Goal: identify the key physicochemical drivers behind wine quality ratings, and build interpretable models that generalize. Dataset: • Vinho Verde wine quality dataset (red + white variants) • Outcome: sensory “quality” score • Predictors: acidity, alcohol, sulphates, residual sugar, density, etc. Approach: • Ran full diagnostic checks (linearity, normality, heteroskedasticity, leverage/outliers). • Applied transformations (e.g., log) where appropriate to stabilize variance and improve fit. • Compared model candidates via selection criteria and validation logic. • Emphasized interpretability: which variables matter most and why.
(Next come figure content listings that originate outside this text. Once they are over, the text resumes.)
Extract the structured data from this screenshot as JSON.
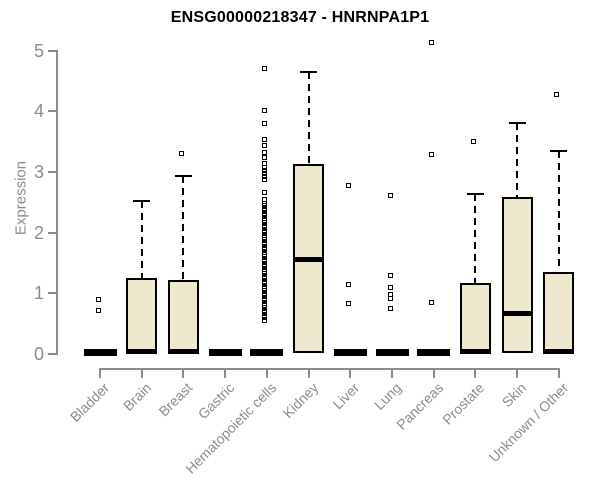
{
  "page": {
    "background": "#ffffff"
  },
  "chart_data": {
    "type": "boxplot",
    "title": "ENSG00000218347 - HNRNPA1P1",
    "xlabel": "",
    "ylabel": "Expression",
    "ylim": [
      0,
      5
    ],
    "yticks": [
      0,
      1,
      2,
      3,
      4,
      5
    ],
    "grid": false,
    "legend": "none",
    "colors": {
      "box_fill": "#EDE8CE",
      "box_border": "#000000",
      "median": "#000000",
      "whisker": "#000000",
      "outlier": "#000000",
      "axis": "#8C8C8C",
      "title": "#000000"
    },
    "categories": [
      "Bladder",
      "Brain",
      "Breast",
      "Gastric",
      "Hematopoietic cells",
      "Kidney",
      "Liver",
      "Lung",
      "Pancreas",
      "Prostate",
      "Skin",
      "Unknown / Other"
    ],
    "boxes": [
      {
        "category": "Bladder",
        "q1": 0,
        "median": 0.02,
        "q3": 0.04,
        "whisker_low": 0,
        "whisker_high": 0.04,
        "outliers": [
          0.9,
          0.72
        ]
      },
      {
        "category": "Brain",
        "q1": 0.02,
        "median": 0.04,
        "q3": 1.26,
        "whisker_low": 0,
        "whisker_high": 2.53,
        "outliers": []
      },
      {
        "category": "Breast",
        "q1": 0.02,
        "median": 0.04,
        "q3": 1.22,
        "whisker_low": 0,
        "whisker_high": 2.93,
        "outliers": [
          3.31
        ]
      },
      {
        "category": "Gastric",
        "q1": 0,
        "median": 0.02,
        "q3": 0.04,
        "whisker_low": 0,
        "whisker_high": 0.04,
        "outliers": []
      },
      {
        "category": "Hematopoietic cells",
        "q1": 0,
        "median": 0.02,
        "q3": 0.04,
        "whisker_low": 0,
        "whisker_high": 0.04,
        "outliers": [
          0.56,
          0.6,
          0.64,
          0.68,
          0.72,
          0.76,
          0.8,
          0.84,
          0.88,
          0.92,
          0.96,
          1.0,
          1.04,
          1.08,
          1.12,
          1.16,
          1.2,
          1.24,
          1.28,
          1.32,
          1.36,
          1.4,
          1.44,
          1.48,
          1.52,
          1.56,
          1.6,
          1.64,
          1.68,
          1.72,
          1.76,
          1.8,
          1.84,
          1.88,
          1.92,
          1.96,
          2.0,
          2.04,
          2.08,
          2.12,
          2.16,
          2.2,
          2.24,
          2.28,
          2.32,
          2.36,
          2.4,
          2.44,
          2.48,
          2.54,
          2.67,
          2.88,
          2.93,
          2.98,
          3.03,
          3.08,
          3.14,
          3.24,
          3.33,
          3.43,
          3.53,
          3.8,
          4.02,
          4.71
        ]
      },
      {
        "category": "Kidney",
        "q1": 0.02,
        "median": 1.55,
        "q3": 3.13,
        "whisker_low": 0,
        "whisker_high": 4.65,
        "outliers": []
      },
      {
        "category": "Liver",
        "q1": 0,
        "median": 0.02,
        "q3": 0.04,
        "whisker_low": 0,
        "whisker_high": 0.04,
        "outliers": [
          2.77,
          1.14,
          0.84
        ]
      },
      {
        "category": "Lung",
        "q1": 0,
        "median": 0.02,
        "q3": 0.04,
        "whisker_low": 0,
        "whisker_high": 0.04,
        "outliers": [
          2.62,
          1.29,
          1.1,
          0.98,
          0.92,
          0.75
        ]
      },
      {
        "category": "Pancreas",
        "q1": 0,
        "median": 0.02,
        "q3": 0.04,
        "whisker_low": 0,
        "whisker_high": 0.04,
        "outliers": [
          5.13,
          3.29,
          0.85
        ]
      },
      {
        "category": "Prostate",
        "q1": 0.02,
        "median": 0.04,
        "q3": 1.17,
        "whisker_low": 0,
        "whisker_high": 2.63,
        "outliers": [
          3.51
        ]
      },
      {
        "category": "Skin",
        "q1": 0.02,
        "median": 0.66,
        "q3": 2.58,
        "whisker_low": 0,
        "whisker_high": 3.8,
        "outliers": []
      },
      {
        "category": "Unknown / Other",
        "q1": 0.02,
        "median": 0.04,
        "q3": 1.36,
        "whisker_low": 0,
        "whisker_high": 3.35,
        "outliers": [
          4.27
        ]
      }
    ]
  }
}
Key takeaway: Quality is not driven by a single variable; the best-performing models balance interpretability with predictive stability, and show consistent importance for alcohol and a small set of chemical indicators.

What I Did

Performed EDA and data cleaning, checked missingness, ranges, and distribution shifts between red vs white wines.
Ran regression diagnostics: residual patterns, Q-Q plots, leverage/influence checks, and heteroskedasticity indications.
Applied targeted transformations (e.g., log) to improve assumptions and reduce skew/outlier sensitivity.
Built multiple candidate models and compared them using selection criteria (e.g., AIC/BIC) and interpretability constraints.
Evaluated variable importance and stability with repeated selection logic (aiming for robust, not just ‘best AIC’).
Produced a final explainable model and summarized practical insights: which chemical levers are associated with higher perceived quality.
Communicated results in an executive-summary style: conclusions first, then evidence, then limitations and next steps.

Reflection

This project taught me that “best model” depends on the goal: • If the goal is explanation, you want a stable set of predictors and a clean story. • If the goal is prediction, you may accept more complexity but must validate stability. I focused on bridging both: (1) rigorous diagnostics + transformations, (2) selection with sanity checks, (3) conclusions that remain consistent across reasonable modeling choices. If iterating further, I’d: • add cross-validated performance comparisons, • explore nonlinearities (splines/interactions), • compare red vs white with a unified model including type interactions, • build a small interactive report (filters + coefficient explorer) for better storytelling.